While higher-profile tech companies get all the glory, creative software maker Adobe (NASDAQ:ADBE) has quietly yet consistently topped the market, returning 1,275% over the past decade, more than five times the return of the S&P 500. That's not a fluke, either, as the stock saw a similar performance over the past year. The stock gains are underpinned by strength in the underlying business, and Adobe continues to add to its history of strong growth.
For the just-completed first quarter (which ended March 1), Adobe reported record revenue of $2.6 billion, up 25% year over year, easily surpassing management's forecast of $2.54 billion and analysts' consensus estimates of $2.55 billion. This resulted in adjusted earnings per share of $1.71, which also topped expectations of $1.62.
Deja vu -- all over again
Adobe saw strength across the board, producing broad-based sales growth. Revenue from the digital media segment grew to $1.78 billion, up 22% year over year, while the digital experience segment produced record revenue of $743 million, up 34% compared with the prior-year quarter. Both segments outpaced Adobe's guidance, which called for growth of 20% and 31%, respectively.
Digging a little deeper into the results illustrates the broad strength across the business. Within the digital media segment, both the Creative Cloud and Document Cloud shined. Revenue from the creative business grew to $1.49 billion, up 21% year over year, while the Document Cloud achieved a record $282 million, up 22% compared to the prior-year quarter. The digital experience segment did its part, generating a record $743 million, up 34% year over year.
Annualized recurring revenue (ARR) in the digital media segment grew to $7.07 billion, up $357 billion during the quarter. Creative ARR increased $292 million to $6.21 billion, and Document Cloud ARR added $65 million, increasing to $856 million. All told, 91% of the company's revenue during the quarter came from recurring sources.
Check out the latest earnings call transcript for Adobe.
Retention is the new growth
In response to a question from an analyst on the conference call, chairman and CEO Shantanu Narayen said, "I still continue to believe that retention is the new growth." The company is focusing on engagement when customers first come onboard and "understanding how people can get the value out of our products."
Adobe has produced increased engagement from users who join its Behance platform -- one that allows web designers to showcase their work. "The success that we're seeing from people that benefit from participating in a larger community, all of that is helping with the retention, and that'll just continue to be an ongoing focus for us," Narayen said. By ensuring that existing customers stick with Adobe, that's fewer new customers the company needs to acquire.
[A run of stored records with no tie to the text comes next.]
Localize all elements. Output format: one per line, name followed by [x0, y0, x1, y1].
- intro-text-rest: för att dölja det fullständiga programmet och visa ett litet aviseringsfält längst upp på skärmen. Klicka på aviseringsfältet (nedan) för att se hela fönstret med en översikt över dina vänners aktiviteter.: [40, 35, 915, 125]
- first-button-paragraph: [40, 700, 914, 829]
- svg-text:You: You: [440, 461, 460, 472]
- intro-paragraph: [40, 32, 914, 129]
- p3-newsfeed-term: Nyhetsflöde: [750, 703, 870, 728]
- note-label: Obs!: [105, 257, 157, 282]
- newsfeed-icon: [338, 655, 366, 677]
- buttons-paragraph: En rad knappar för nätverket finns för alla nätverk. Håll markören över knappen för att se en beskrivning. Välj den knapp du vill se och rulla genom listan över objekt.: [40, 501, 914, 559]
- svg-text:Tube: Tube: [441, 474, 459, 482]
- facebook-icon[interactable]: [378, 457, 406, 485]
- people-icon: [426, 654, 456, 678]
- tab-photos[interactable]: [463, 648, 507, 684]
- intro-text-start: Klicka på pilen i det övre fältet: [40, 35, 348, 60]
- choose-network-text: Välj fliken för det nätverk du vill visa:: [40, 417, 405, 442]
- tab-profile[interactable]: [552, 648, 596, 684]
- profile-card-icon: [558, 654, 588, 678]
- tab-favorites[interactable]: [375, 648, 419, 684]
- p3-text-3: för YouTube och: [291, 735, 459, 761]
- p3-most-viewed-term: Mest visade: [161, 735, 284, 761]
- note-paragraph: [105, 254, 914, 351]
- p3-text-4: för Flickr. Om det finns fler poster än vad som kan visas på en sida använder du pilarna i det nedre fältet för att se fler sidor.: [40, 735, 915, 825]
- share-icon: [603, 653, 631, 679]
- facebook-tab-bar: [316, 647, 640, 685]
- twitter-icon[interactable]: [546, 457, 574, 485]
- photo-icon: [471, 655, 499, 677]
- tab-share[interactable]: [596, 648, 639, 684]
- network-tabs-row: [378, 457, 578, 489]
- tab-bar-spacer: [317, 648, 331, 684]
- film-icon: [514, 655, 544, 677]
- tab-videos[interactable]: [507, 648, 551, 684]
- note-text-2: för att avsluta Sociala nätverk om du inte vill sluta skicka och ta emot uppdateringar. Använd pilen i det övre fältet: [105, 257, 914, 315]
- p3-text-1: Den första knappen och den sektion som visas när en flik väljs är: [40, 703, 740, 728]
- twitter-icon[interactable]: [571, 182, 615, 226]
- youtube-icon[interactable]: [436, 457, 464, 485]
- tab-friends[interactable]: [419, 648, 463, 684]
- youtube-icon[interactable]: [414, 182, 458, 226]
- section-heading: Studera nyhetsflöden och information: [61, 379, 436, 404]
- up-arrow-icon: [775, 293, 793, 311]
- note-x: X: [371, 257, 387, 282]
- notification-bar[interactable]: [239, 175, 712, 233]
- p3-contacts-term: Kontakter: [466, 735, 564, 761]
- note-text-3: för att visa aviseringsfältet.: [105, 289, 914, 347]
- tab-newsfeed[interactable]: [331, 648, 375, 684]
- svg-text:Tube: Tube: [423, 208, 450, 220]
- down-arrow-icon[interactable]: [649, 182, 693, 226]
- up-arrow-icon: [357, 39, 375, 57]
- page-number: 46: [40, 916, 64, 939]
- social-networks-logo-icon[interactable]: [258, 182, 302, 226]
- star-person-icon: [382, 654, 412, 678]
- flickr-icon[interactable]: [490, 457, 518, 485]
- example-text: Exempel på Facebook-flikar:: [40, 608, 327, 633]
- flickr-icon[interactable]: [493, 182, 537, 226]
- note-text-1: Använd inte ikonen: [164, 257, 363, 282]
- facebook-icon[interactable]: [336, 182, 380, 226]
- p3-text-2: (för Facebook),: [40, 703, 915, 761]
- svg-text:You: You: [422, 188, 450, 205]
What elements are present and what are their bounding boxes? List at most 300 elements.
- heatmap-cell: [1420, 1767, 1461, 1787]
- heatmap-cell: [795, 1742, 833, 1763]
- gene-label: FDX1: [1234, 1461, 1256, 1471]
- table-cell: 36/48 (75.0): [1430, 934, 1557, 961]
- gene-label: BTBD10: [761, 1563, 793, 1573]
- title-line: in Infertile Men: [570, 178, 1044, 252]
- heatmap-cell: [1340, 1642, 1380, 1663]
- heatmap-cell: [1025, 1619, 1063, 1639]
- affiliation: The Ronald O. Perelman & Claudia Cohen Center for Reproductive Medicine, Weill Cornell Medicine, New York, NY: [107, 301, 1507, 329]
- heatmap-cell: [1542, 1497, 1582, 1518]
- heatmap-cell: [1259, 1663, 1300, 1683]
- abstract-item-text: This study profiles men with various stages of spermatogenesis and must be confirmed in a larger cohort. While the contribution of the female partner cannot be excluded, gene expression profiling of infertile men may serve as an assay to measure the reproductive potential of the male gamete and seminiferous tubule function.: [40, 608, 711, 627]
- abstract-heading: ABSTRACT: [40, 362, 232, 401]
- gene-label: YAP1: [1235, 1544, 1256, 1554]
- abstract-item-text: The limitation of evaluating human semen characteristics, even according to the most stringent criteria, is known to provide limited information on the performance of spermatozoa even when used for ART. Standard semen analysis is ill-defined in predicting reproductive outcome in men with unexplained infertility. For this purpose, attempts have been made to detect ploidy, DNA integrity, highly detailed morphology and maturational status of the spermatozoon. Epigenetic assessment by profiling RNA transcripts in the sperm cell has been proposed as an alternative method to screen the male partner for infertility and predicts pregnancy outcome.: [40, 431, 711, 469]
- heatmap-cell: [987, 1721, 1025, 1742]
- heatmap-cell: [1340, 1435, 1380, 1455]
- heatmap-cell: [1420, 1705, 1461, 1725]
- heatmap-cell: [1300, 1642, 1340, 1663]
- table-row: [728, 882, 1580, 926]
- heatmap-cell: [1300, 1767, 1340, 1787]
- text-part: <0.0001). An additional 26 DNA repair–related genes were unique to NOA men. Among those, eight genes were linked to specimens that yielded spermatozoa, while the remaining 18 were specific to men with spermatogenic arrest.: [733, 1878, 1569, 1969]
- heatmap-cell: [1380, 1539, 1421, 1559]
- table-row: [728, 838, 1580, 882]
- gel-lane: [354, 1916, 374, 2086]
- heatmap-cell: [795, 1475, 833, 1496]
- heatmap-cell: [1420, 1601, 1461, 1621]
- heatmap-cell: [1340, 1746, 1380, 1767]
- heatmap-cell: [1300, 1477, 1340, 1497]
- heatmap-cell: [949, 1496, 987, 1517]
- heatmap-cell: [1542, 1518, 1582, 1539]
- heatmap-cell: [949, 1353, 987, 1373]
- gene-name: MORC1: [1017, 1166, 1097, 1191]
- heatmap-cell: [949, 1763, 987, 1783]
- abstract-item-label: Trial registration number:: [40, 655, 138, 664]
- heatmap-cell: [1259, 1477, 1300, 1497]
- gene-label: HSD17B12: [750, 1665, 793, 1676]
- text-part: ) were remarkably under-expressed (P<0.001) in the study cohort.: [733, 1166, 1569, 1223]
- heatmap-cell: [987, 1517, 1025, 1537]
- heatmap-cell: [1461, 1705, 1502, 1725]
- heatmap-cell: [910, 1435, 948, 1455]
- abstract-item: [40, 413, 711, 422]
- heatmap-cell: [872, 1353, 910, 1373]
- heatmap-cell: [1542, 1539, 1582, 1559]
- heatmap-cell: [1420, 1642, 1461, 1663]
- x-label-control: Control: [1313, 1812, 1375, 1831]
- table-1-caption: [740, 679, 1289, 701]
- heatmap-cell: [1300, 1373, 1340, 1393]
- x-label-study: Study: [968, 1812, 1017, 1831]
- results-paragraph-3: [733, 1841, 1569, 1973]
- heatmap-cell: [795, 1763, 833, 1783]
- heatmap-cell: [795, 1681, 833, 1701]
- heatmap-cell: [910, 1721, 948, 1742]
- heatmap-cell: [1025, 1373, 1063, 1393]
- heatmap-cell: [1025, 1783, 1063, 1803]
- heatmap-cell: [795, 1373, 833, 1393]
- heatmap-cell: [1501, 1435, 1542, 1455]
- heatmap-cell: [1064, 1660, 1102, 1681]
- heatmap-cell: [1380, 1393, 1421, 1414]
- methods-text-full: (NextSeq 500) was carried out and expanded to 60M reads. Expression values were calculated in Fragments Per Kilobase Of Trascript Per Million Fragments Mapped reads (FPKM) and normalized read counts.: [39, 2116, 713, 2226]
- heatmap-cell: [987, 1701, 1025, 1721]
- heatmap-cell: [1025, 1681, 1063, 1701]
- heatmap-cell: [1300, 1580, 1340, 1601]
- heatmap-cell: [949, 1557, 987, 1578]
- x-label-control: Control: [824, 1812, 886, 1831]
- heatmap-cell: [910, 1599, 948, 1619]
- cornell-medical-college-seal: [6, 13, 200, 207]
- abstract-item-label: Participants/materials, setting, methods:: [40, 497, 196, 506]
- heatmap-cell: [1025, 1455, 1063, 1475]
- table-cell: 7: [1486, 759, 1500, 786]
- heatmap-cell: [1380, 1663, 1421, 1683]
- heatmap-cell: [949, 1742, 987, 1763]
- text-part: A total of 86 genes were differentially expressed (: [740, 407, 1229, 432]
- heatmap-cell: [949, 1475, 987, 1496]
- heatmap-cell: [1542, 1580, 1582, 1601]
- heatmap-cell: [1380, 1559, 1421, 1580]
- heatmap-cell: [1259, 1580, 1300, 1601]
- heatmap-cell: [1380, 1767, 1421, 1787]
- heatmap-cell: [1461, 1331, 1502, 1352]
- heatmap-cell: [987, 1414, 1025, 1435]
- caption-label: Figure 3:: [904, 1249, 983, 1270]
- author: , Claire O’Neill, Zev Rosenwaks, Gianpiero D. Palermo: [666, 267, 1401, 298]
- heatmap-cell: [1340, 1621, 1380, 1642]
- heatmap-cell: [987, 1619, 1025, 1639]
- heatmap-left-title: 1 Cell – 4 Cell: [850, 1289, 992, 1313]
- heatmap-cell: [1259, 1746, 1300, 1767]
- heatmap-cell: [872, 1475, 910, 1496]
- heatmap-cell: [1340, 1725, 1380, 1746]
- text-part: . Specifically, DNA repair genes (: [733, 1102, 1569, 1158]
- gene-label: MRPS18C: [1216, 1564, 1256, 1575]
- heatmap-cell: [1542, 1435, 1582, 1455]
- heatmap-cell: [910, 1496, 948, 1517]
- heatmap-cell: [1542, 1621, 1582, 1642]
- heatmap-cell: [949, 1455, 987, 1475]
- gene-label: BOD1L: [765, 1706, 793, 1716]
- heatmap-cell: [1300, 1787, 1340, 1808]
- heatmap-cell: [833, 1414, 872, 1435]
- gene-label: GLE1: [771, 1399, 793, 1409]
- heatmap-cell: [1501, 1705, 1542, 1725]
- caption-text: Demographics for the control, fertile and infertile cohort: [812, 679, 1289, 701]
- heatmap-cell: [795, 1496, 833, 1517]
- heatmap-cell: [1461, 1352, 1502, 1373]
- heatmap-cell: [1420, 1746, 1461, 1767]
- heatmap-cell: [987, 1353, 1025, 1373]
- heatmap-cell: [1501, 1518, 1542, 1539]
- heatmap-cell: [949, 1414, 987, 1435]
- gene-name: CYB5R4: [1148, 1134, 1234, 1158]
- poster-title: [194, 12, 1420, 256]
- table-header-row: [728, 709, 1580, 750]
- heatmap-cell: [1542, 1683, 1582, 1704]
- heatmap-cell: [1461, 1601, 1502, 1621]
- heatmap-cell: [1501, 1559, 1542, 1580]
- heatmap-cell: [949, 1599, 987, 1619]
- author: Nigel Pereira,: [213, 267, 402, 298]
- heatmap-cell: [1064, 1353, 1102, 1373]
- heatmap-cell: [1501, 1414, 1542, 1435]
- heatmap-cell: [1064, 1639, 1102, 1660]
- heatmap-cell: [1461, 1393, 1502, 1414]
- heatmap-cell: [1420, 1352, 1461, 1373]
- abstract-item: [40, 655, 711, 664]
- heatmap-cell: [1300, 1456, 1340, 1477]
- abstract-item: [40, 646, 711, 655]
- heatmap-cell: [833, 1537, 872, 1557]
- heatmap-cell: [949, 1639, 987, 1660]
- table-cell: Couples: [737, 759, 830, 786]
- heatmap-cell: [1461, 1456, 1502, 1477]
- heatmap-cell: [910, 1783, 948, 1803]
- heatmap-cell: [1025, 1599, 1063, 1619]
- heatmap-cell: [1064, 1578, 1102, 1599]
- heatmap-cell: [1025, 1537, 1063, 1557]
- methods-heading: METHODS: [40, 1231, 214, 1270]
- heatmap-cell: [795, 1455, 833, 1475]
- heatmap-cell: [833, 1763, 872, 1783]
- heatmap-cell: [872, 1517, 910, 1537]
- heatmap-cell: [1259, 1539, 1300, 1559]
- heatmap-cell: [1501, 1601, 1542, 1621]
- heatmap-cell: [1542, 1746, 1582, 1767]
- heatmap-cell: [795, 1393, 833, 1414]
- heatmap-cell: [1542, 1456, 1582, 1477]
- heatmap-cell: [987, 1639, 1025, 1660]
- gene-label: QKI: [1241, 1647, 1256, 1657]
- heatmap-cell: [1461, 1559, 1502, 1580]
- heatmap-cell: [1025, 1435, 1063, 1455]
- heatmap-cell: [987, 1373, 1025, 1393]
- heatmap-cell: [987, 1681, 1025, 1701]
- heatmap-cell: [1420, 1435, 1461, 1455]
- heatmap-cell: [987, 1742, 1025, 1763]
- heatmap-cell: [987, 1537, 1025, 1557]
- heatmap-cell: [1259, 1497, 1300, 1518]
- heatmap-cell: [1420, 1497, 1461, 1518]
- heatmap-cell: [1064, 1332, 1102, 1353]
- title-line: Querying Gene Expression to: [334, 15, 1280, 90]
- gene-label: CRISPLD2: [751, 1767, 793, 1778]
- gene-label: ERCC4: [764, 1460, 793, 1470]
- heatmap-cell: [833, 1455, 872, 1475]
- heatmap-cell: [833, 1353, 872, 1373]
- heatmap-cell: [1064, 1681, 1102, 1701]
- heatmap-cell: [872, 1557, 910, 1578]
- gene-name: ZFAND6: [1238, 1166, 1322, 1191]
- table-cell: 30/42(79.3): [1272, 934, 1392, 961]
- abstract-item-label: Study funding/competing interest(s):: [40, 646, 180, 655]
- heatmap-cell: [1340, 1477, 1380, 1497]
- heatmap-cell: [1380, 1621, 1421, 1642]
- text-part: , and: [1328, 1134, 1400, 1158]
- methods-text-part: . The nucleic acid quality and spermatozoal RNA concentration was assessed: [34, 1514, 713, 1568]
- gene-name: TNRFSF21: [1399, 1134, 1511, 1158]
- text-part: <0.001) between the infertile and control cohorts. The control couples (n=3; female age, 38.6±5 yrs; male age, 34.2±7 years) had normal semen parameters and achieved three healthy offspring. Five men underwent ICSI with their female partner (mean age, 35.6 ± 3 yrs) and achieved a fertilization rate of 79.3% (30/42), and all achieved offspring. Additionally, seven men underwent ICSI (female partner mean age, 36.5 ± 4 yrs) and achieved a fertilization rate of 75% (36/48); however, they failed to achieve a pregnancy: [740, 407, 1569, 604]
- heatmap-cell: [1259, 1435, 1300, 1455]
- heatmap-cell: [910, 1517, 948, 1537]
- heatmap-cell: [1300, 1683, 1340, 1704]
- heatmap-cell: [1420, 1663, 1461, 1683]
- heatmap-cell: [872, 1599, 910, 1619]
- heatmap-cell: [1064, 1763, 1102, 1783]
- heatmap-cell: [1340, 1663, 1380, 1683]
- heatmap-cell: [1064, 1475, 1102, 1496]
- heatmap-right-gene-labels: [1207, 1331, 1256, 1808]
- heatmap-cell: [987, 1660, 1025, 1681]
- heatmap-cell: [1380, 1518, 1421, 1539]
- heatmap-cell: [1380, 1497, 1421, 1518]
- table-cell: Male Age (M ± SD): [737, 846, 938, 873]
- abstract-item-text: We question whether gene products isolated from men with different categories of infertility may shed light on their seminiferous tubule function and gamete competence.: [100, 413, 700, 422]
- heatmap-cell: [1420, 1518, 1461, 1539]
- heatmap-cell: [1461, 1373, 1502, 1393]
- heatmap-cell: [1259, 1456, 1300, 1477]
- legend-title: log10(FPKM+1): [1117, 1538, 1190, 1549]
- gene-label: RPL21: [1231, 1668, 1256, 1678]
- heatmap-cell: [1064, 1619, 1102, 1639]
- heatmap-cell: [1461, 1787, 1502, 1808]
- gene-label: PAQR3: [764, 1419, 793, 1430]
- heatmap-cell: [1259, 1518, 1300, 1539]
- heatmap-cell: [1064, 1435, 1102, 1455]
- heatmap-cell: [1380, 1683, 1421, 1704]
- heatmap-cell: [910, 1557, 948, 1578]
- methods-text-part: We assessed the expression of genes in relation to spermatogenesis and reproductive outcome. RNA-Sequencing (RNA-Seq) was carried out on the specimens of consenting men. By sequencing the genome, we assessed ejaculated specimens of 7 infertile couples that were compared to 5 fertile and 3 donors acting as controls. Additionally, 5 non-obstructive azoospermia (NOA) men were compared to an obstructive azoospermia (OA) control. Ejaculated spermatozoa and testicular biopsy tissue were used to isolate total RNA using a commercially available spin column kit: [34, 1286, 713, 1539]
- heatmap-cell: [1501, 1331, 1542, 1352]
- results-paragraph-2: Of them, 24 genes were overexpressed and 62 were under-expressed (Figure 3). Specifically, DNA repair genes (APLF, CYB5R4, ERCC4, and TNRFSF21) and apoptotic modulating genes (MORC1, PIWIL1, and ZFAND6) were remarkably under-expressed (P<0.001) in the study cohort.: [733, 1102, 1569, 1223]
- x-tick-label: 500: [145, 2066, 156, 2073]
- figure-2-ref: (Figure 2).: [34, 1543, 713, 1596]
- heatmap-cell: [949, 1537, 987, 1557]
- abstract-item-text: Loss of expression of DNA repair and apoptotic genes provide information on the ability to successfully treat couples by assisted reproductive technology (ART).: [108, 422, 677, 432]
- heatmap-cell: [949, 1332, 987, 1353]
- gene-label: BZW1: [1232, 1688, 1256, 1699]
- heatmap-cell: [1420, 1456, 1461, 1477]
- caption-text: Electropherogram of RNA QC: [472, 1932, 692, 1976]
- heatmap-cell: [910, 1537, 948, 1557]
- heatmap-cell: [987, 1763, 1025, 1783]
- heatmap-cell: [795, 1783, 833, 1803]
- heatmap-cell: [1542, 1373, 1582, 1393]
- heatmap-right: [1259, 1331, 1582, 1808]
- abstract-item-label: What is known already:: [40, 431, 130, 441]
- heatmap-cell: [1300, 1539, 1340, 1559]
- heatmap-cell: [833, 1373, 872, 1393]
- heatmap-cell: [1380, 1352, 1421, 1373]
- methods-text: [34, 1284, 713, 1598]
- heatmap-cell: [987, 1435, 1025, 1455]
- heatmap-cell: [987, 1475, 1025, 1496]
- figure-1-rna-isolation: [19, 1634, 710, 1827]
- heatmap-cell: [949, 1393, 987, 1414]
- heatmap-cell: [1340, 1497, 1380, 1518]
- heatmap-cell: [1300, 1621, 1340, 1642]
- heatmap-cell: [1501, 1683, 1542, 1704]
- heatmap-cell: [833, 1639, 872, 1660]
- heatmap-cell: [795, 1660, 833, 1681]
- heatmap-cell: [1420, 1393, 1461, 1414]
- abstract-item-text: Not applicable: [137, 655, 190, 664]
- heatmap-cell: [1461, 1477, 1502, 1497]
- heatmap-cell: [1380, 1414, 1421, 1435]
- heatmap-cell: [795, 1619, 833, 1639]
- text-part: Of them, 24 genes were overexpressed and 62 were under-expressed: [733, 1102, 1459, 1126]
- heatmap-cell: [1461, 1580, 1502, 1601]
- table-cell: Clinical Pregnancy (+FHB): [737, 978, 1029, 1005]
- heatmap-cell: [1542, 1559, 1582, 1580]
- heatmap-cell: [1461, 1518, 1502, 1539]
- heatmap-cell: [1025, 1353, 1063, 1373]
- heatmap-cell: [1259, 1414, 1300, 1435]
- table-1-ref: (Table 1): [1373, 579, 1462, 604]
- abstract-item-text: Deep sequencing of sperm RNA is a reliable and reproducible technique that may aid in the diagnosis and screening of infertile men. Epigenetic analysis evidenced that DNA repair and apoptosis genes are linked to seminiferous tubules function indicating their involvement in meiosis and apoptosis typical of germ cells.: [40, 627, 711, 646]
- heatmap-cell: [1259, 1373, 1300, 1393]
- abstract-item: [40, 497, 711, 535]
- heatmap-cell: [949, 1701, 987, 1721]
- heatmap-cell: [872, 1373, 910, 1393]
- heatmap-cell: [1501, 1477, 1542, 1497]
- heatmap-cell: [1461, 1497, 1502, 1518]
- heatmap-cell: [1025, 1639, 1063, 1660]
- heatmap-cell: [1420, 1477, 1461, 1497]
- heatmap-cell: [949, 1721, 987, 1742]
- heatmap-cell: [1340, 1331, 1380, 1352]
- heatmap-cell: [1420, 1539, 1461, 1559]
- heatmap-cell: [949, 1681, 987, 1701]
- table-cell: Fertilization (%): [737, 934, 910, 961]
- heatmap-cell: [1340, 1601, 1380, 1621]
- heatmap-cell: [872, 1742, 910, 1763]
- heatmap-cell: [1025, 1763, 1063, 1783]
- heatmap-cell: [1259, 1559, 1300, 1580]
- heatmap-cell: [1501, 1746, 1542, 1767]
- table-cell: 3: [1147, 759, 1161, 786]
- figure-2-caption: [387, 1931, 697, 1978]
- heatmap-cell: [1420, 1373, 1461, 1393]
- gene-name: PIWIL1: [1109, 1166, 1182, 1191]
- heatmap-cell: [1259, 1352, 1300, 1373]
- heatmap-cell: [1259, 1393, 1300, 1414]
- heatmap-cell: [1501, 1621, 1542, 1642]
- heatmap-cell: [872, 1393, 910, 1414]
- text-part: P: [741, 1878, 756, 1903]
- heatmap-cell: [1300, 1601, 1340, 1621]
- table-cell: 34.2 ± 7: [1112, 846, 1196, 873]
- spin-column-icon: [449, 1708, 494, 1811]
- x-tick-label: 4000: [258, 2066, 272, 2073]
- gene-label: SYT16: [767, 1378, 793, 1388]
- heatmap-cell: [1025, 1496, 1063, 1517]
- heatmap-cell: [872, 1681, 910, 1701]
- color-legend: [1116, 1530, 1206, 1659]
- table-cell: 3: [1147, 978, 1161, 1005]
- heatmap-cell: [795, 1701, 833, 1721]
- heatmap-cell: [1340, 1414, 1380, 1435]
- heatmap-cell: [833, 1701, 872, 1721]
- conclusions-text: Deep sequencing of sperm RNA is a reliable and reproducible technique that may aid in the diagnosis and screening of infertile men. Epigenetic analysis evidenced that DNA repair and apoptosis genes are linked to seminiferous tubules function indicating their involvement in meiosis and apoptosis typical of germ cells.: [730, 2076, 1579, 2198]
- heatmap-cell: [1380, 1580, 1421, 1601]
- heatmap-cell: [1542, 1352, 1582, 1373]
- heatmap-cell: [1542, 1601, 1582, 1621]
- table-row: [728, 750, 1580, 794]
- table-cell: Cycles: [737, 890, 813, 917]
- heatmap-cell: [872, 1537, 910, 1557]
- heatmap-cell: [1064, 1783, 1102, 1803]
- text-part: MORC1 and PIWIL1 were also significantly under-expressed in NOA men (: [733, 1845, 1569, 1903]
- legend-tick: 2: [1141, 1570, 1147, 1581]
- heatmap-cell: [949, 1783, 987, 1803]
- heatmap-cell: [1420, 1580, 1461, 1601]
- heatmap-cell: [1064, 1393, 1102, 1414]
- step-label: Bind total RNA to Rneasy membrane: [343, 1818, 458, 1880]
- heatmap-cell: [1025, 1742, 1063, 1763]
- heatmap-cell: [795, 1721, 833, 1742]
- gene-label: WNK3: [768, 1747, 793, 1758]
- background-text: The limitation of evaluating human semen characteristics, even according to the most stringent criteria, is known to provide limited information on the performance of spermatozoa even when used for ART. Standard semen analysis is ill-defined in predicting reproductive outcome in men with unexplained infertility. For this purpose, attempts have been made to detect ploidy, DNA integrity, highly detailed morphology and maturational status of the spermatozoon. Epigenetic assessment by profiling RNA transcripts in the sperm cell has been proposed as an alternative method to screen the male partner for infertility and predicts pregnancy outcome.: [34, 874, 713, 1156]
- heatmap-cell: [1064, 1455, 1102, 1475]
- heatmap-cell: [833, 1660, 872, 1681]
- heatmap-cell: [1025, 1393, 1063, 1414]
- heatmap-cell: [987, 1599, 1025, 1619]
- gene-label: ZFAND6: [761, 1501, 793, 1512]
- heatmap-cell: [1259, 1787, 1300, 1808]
Disappointment about guidance
Even after better-than-expected results on both the top and bottom lines, Wall Street seemed focused on Adobe's forecast, which was lower than anticipated. For the second quarter, Adobe is guiding for revenue of $2.7 billion, up 23% year over year, and earnings per share of $1.77. Both were lower than analysts' expectations, which called for revenue of $2.72 billion and earnings per share of $1.88.
It's important to remember not to get too caught up in the quarter-to-quarter machinations of the market. Forecasting is more art than science and even though Adobe may have missed analysts' expectations, it only takes a quick look at its record to show that the company continues to perform over the longer term. Investors should stay focused on the long runway, rather than one quarterly forecast.